The results of this review should be interpreted with consideration of several limitations. First, only studies published in English were included. While there exist a significant number of English-language periodicals which enjoy wide distribution in SSA, French and Arabic are also prominent languages of science in the region. Only studies published after the Palermo Protocol was established were reviewed; a cutoff determined to account for significant global and local policy and resource investments in anti-trafficking interventions. Finally, while we restricted our search to peer-reviewed literature, we acknowledge that our central question could very well be addressed in non-scholarly publications including evaluation briefs and organizational reports.

Conclusion

The complex nature of HT which presents as interconnected exploitation across multiple industries is a prime area for implementation science to create the knowledge needed to translate intervention findings across contexts and industries for a multiplier effect. The status of implementation studies of HT interventions in sub-Saharan Africa is in its nascent stage. Using the PRISMA-ScR method, we identified 12 articles reporting on implementation of human trafficking interventions in sub-Saharan Africa. The majority of the interventions targeted sex trafficking or child labor. While several barriers to intervention implementation were described, only three of the twelve described implementation strategies to address these barriers and improve implementation outcomes.

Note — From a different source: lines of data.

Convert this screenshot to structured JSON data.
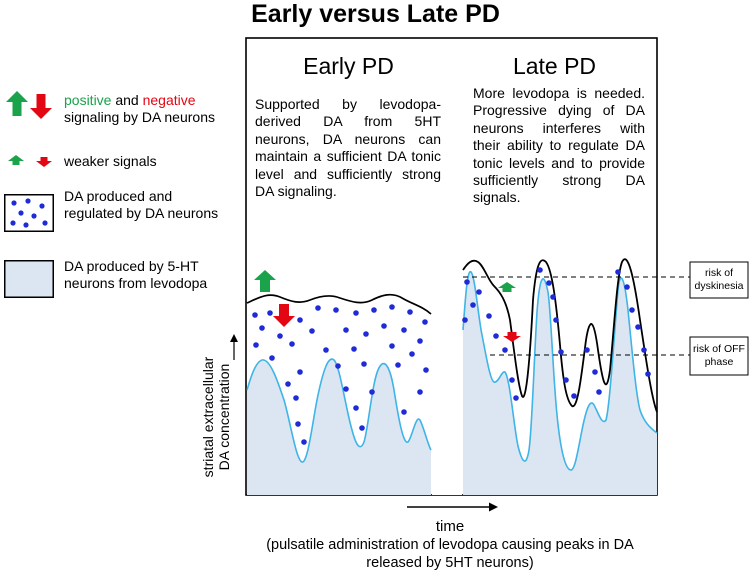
{
  "title": "Early versus Late PD",
  "legend": {
    "signals_positive_word": "positive",
    "signals_and": " and ",
    "signals_negative_word": "negative",
    "signals_rest": "signaling by DA neurons",
    "weaker_signals": "weaker signals",
    "da_neurons": "DA produced and regulated by DA neurons",
    "ht_neurons": "DA produced by 5-HT neurons from levodopa"
  },
  "panels": {
    "early": {
      "heading": "Early PD",
      "description": "Supported by levodopa-derived DA from 5HT neurons, DA neurons can maintain a sufficient DA tonic level and sufficiently strong DA signaling."
    },
    "late": {
      "heading": "Late PD",
      "description": "More levodopa is needed. Progressive dying of DA neurons interferes with their ability to regulate DA tonic levels and to provide sufficiently strong DA signals."
    }
  },
  "thresholds": {
    "dyskinesia": "risk of dyskinesia",
    "off_phase": "risk of OFF phase"
  },
  "axes": {
    "y_label_line1": "striatal extracellular",
    "y_label_line2": "DA concentration",
    "x_label": "time",
    "x_caption": "(pulsatile administration of levodopa causing peaks in DA released by 5HT neurons)"
  },
  "colors": {
    "positive": "#1aa34a",
    "negative": "#e30613",
    "dot": "#1f2bd6",
    "ht_fill": "#dce6f2",
    "ht_line": "#3fb4e6"
  }
}
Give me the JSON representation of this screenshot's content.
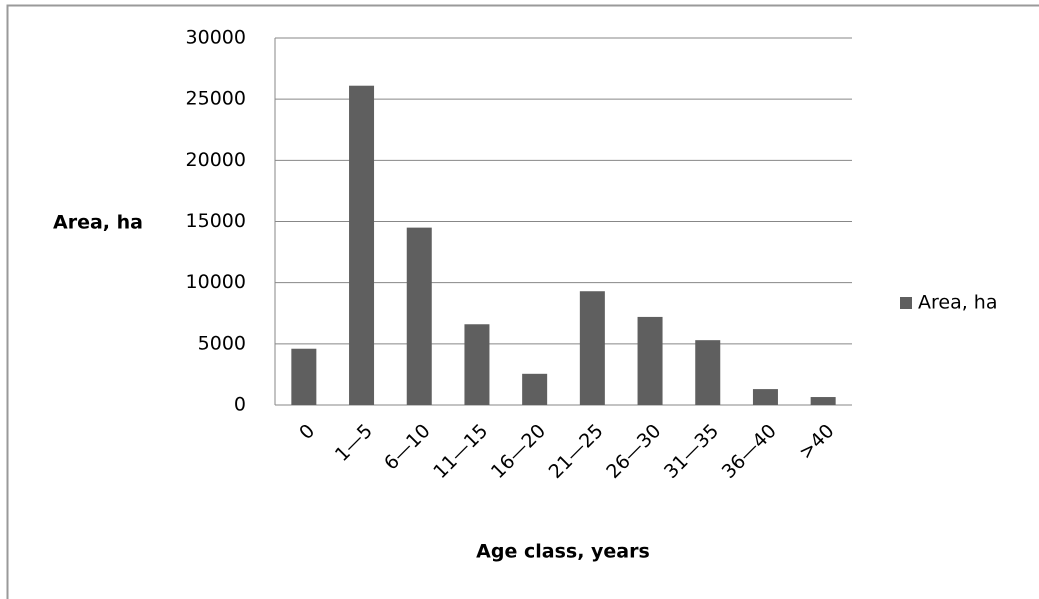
{
  "chart_data": {
    "type": "bar",
    "y_label": "Area, ha",
    "x_label": "Age class, years",
    "categories": [
      "0",
      "1—5",
      "6—10",
      "11—15",
      "16—20",
      "21—25",
      "26—30",
      "31—35",
      "36—40",
      ">40"
    ],
    "series": [
      {
        "name": "Area, ha",
        "color": "#5f5f5f",
        "values": [
          4600,
          26100,
          14500,
          6600,
          2550,
          9300,
          7200,
          5300,
          1300,
          650
        ]
      }
    ],
    "ylim": [
      0,
      30000
    ],
    "yticks": [
      0,
      5000,
      10000,
      15000,
      20000,
      25000,
      30000
    ],
    "grid": true,
    "legend": "right"
  }
}
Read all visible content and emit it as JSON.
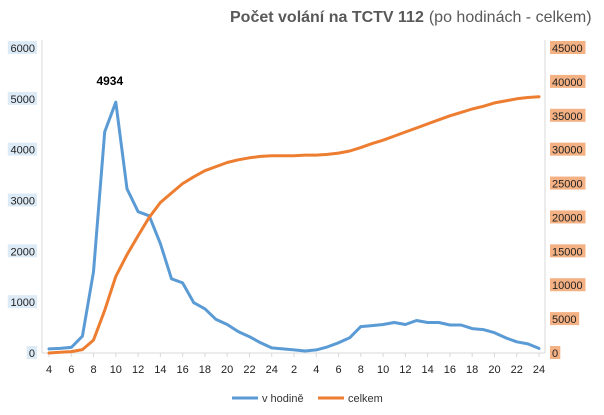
{
  "chart_data": {
    "type": "line",
    "title": "Počet volání na TCTV 112",
    "title_suffix": "(po hodinách - celkem)",
    "x": [
      4,
      5,
      6,
      7,
      8,
      9,
      10,
      11,
      12,
      13,
      14,
      15,
      16,
      17,
      18,
      19,
      20,
      21,
      22,
      23,
      24,
      1,
      2,
      3,
      4,
      5,
      6,
      7,
      8,
      9,
      10,
      11,
      12,
      13,
      14,
      15,
      16,
      17,
      18,
      19,
      20,
      21,
      22,
      23,
      24
    ],
    "x_tick_labels": [
      "4",
      "6",
      "8",
      "10",
      "12",
      "14",
      "16",
      "18",
      "20",
      "22",
      "24",
      "2",
      "4",
      "6",
      "8",
      "10",
      "12",
      "14",
      "16",
      "18",
      "20",
      "22",
      "24"
    ],
    "y_left": {
      "ticks": [
        "0",
        "1000",
        "2000",
        "3000",
        "4000",
        "5000",
        "6000"
      ],
      "range": [
        0,
        6000
      ]
    },
    "y_right": {
      "ticks": [
        "0",
        "5000",
        "10000",
        "15000",
        "20000",
        "25000",
        "30000",
        "35000",
        "40000",
        "45000"
      ],
      "range": [
        0,
        45000
      ]
    },
    "series": [
      {
        "name": "v hodině",
        "axis": "left",
        "color": "#5B9BD5",
        "values": [
          80,
          90,
          110,
          330,
          1600,
          4350,
          4934,
          3230,
          2780,
          2700,
          2150,
          1460,
          1380,
          990,
          870,
          660,
          560,
          420,
          320,
          200,
          100,
          80,
          60,
          40,
          60,
          120,
          200,
          300,
          520,
          540,
          560,
          600,
          560,
          640,
          600,
          600,
          550,
          550,
          480,
          460,
          400,
          300,
          220,
          180,
          90
        ]
      },
      {
        "name": "celkem",
        "axis": "right",
        "color": "#ED7D31",
        "values": [
          0,
          100,
          200,
          500,
          1900,
          6300,
          11300,
          14500,
          17300,
          20000,
          22200,
          23600,
          25000,
          26000,
          26900,
          27500,
          28100,
          28500,
          28800,
          29000,
          29100,
          29100,
          29100,
          29200,
          29200,
          29300,
          29500,
          29800,
          30300,
          30900,
          31400,
          32000,
          32600,
          33200,
          33800,
          34400,
          35000,
          35500,
          36000,
          36400,
          36900,
          37200,
          37500,
          37700,
          37800
        ]
      }
    ],
    "annotation": {
      "text": "4934",
      "x_index": 6,
      "series": 0
    },
    "legend_placement": "bottom",
    "grid": false
  }
}
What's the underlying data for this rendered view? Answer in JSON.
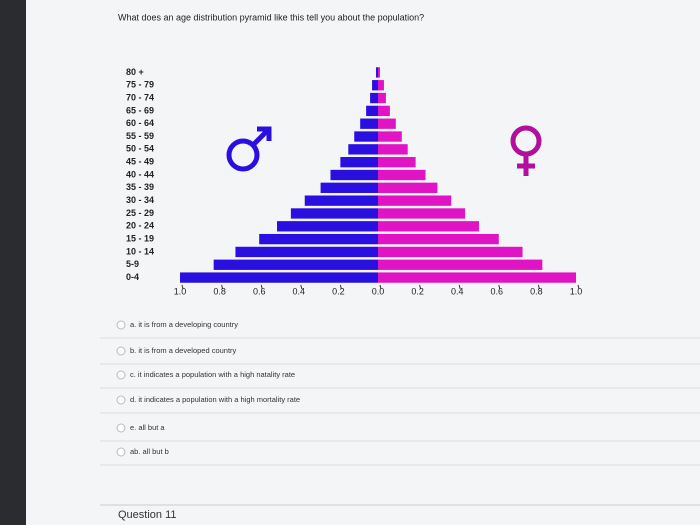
{
  "question": "What does an age distribution pyramid like this tell you about the population?",
  "chart_data": {
    "type": "bar",
    "orientation": "horizontal",
    "categories": [
      "0-4",
      "5-9",
      "10 - 14",
      "15 - 19",
      "20 - 24",
      "25 - 29",
      "30 - 34",
      "35 - 39",
      "40 - 44",
      "45 - 49",
      "50 - 54",
      "55 - 59",
      "60 - 64",
      "65 - 69",
      "70 - 74",
      "75 - 79",
      "80 +"
    ],
    "series": [
      {
        "color": "#2a10e0",
        "values": [
          1.0,
          0.83,
          0.72,
          0.6,
          0.51,
          0.44,
          0.37,
          0.29,
          0.24,
          0.19,
          0.15,
          0.12,
          0.09,
          0.06,
          0.04,
          0.03,
          0.01
        ]
      },
      {
        "color": "#e014c4",
        "values": [
          1.0,
          0.83,
          0.73,
          0.61,
          0.51,
          0.44,
          0.37,
          0.3,
          0.24,
          0.19,
          0.15,
          0.12,
          0.09,
          0.06,
          0.04,
          0.03,
          0.01
        ]
      }
    ],
    "xlim": [
      -1,
      1
    ],
    "xticks": [
      {
        "value": -1,
        "label": "1.0"
      },
      {
        "value": -0.8,
        "label": "0.8"
      },
      {
        "value": -0.6,
        "label": "0.6"
      },
      {
        "value": -0.4,
        "label": "0.4"
      },
      {
        "value": -0.2,
        "label": "0.2"
      },
      {
        "value": 0,
        "label": "0.0"
      },
      0.2,
      0.4,
      0.6,
      0.8,
      {
        "value": 1,
        "label": "1.0"
      }
    ]
  },
  "options": [
    "a. it is from a developing country",
    "b. it is from a developed country",
    "c. it indicates a population with a high natality rate",
    "d. it indicates a population with a high mortality rate",
    "e. all but a",
    "ab. all but b"
  ],
  "footer": "Question 11"
}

In terms of seven implementation outcomes, these studies were most explicit about acceptability and cost outcomes. Synergizing intervention and implementation research has the potential to advance human trafficking research and praxis by enabling interventions to be more quickly applied successfully and adopted sustainably by individuals, communities and organizations. Going forward, it is imperative that HT intervention research in SSA involves implementation research, particularly on ways to increase acceptability through the incorporation of local knowledge, appropriateness through an assessment of local situations, lower costs and efficient use of community and international resources.

Disclosure statement

No potential conflict of interest was reported by the author(s).

Additional information

Funding

This article was funded [in part] by a grant from the United States Department of State (SSJTIP19CA0032) in support of the Prevalence Reduction Innovation Forum (PRIF) initiative. The opinions, findings, and conclusions stated herein are those of the author[s] and do not necessarily reflect those of the United States Department of State.

Notes

1. The scientific study of methods to promote the systematic uptake of research findings and other EBPs (Evidence-based practice) into routine practice, and, hence, to improve the quality and effectiveness of health services.